This summer, MoviePass changed how people go to the movies. In August, it slashed the rates on its subscription-based model for movie tickets, down from as high as $50 a month to a flat rate of $9.95. For ten bucks a month, users could see one movie per day (3-D and IMAX screenings not included), good at 90 percent of the theaters in the country. Dedicated cinephiles could save hundreds every month in their film-going budget, and casual movie-goers had an incentive to head to the theater rather than watch on the home screen. MoviePass hasn’t released recent subscriber numbers, but based on recent press—and its passionate online community of users—MoviePass is having a major impact on the movie industry.

In fact, it’s having enough of an impact that Plano-based Cinemark, which operates more than 500 theaters across the country, has launched its own competing service.

For film superfans, Cinemark’s Movie Club is a pale competitor to MoviePass. For $8.99 a month, the Cinemark pass provides one ticket a month, usable only at Cinemark theaters, saving users a few bucks. (The service does roll over unused tickets to future months, so subscribers can save their tickets from historically slow January and February for the blockbuster summer months.) Fans attracted to the all-you-can-eat approach MoviePass offers are likely to find themselves disappointed.

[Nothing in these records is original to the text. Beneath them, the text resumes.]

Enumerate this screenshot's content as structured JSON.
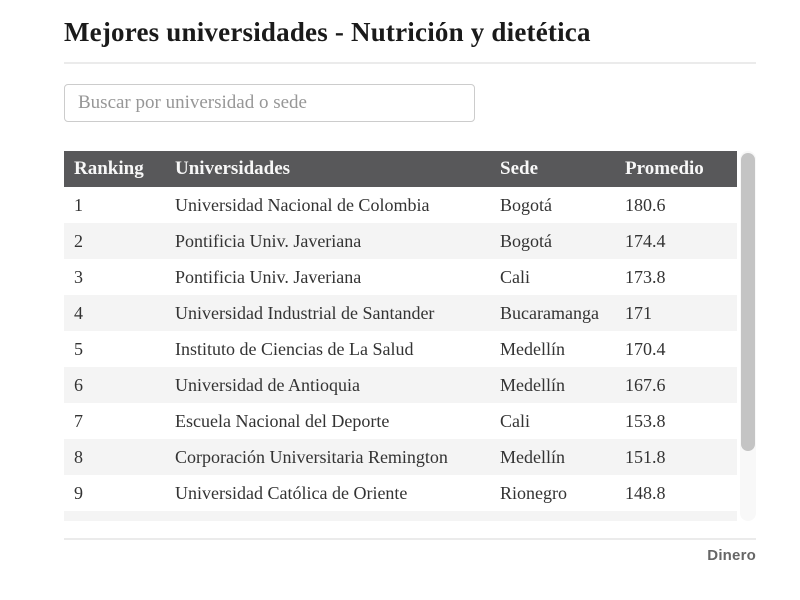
{
  "page": {
    "title": "Mejores universidades - Nutrición y dietética",
    "brand": "Dinero"
  },
  "search": {
    "placeholder": "Buscar por universidad o sede",
    "value": ""
  },
  "table": {
    "columns": [
      "Ranking",
      "Universidades",
      "Sede",
      "Promedio"
    ],
    "rows": [
      {
        "ranking": "1",
        "universidad": "Universidad Nacional de Colombia",
        "sede": "Bogotá",
        "promedio": "180.6"
      },
      {
        "ranking": "2",
        "universidad": "Pontificia Univ. Javeriana",
        "sede": "Bogotá",
        "promedio": "174.4"
      },
      {
        "ranking": "3",
        "universidad": "Pontificia Univ. Javeriana",
        "sede": "Cali",
        "promedio": "173.8"
      },
      {
        "ranking": "4",
        "universidad": "Universidad Industrial de Santander",
        "sede": "Bucaramanga",
        "promedio": "171"
      },
      {
        "ranking": "5",
        "universidad": "Instituto de Ciencias de La Salud",
        "sede": "Medellín",
        "promedio": "170.4"
      },
      {
        "ranking": "6",
        "universidad": "Universidad de Antioquia",
        "sede": "Medellín",
        "promedio": "167.6"
      },
      {
        "ranking": "7",
        "universidad": "Escuela Nacional del Deporte",
        "sede": "Cali",
        "promedio": "153.8"
      },
      {
        "ranking": "8",
        "universidad": "Corporación Universitaria Remington",
        "sede": "Medellín",
        "promedio": "151.8"
      },
      {
        "ranking": "9",
        "universidad": "Universidad Católica de Oriente",
        "sede": "Rionegro",
        "promedio": "148.8"
      }
    ]
  },
  "colors": {
    "header_background": "#58585a",
    "header_text": "#f7f7f7",
    "stripe_row": "#f4f4f4",
    "title_text": "#1a1a1a",
    "brand_text": "#666666"
  }
}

But Cinemark’s model is designed for a different type of consumer. Although MoviePass appeals to individuals who head to several movies a month, the Cinemark service targets less frequent users. “What we tried to do is design a program not for the person that’s coming to the movies five or six times or seven times a month, but for the person that’s coming … four or five times a year,” Mark Zoradi, Cinemark’s chief executive, told the Dallas Morning News. “Maybe we can encourage that person to come six or seven times a year.” Cinemark offers several other features as well: $9 ticket prices for any additional tickets purchased in a month and a 20 percent discount on concessions.

Cinemark’s less dramatic savings may make it more sustainable. MoviePass’ deal for subscribers is incredible—and its long-term business model can seem equally difficult to believe. Users only pay $9.95 a month, but MoviePass pays theaters the full value of each purchased ticket. That’s a big cash expenditure for a business with limited paths to profitability: it can convince theater chains to participate and give them a big discount (Dallas-based Studio Movie Grill is one of the few theaters that sells tickets directly through MoviePass), it can rely on having enough inactive subscribers to subsidize the heavy users, and it can sell user data to interested companies. Through its Movie Club, Cinemark is testing out a solution to empty seats that may prove more lasting.

While some chains, like AMC, have criticized MoviePass for teaching consumers to under-value their product, others—including Cinemark, which will continue to accept MoviePass—see empty seats as a bigger threat to their model than a discounted ticket price for subscribers. “Anything that helps drive attendance to movies we support,” said Zoradi. At a time when the movie industry is in crisis—when the overall box office gross in 2017 currently sits at $9.855 billion, down considerably from 2016’s $11.375 billion, and endless streaming services tempt consumers to watch at home—any service that gets more people to theaters is a boon for the industry.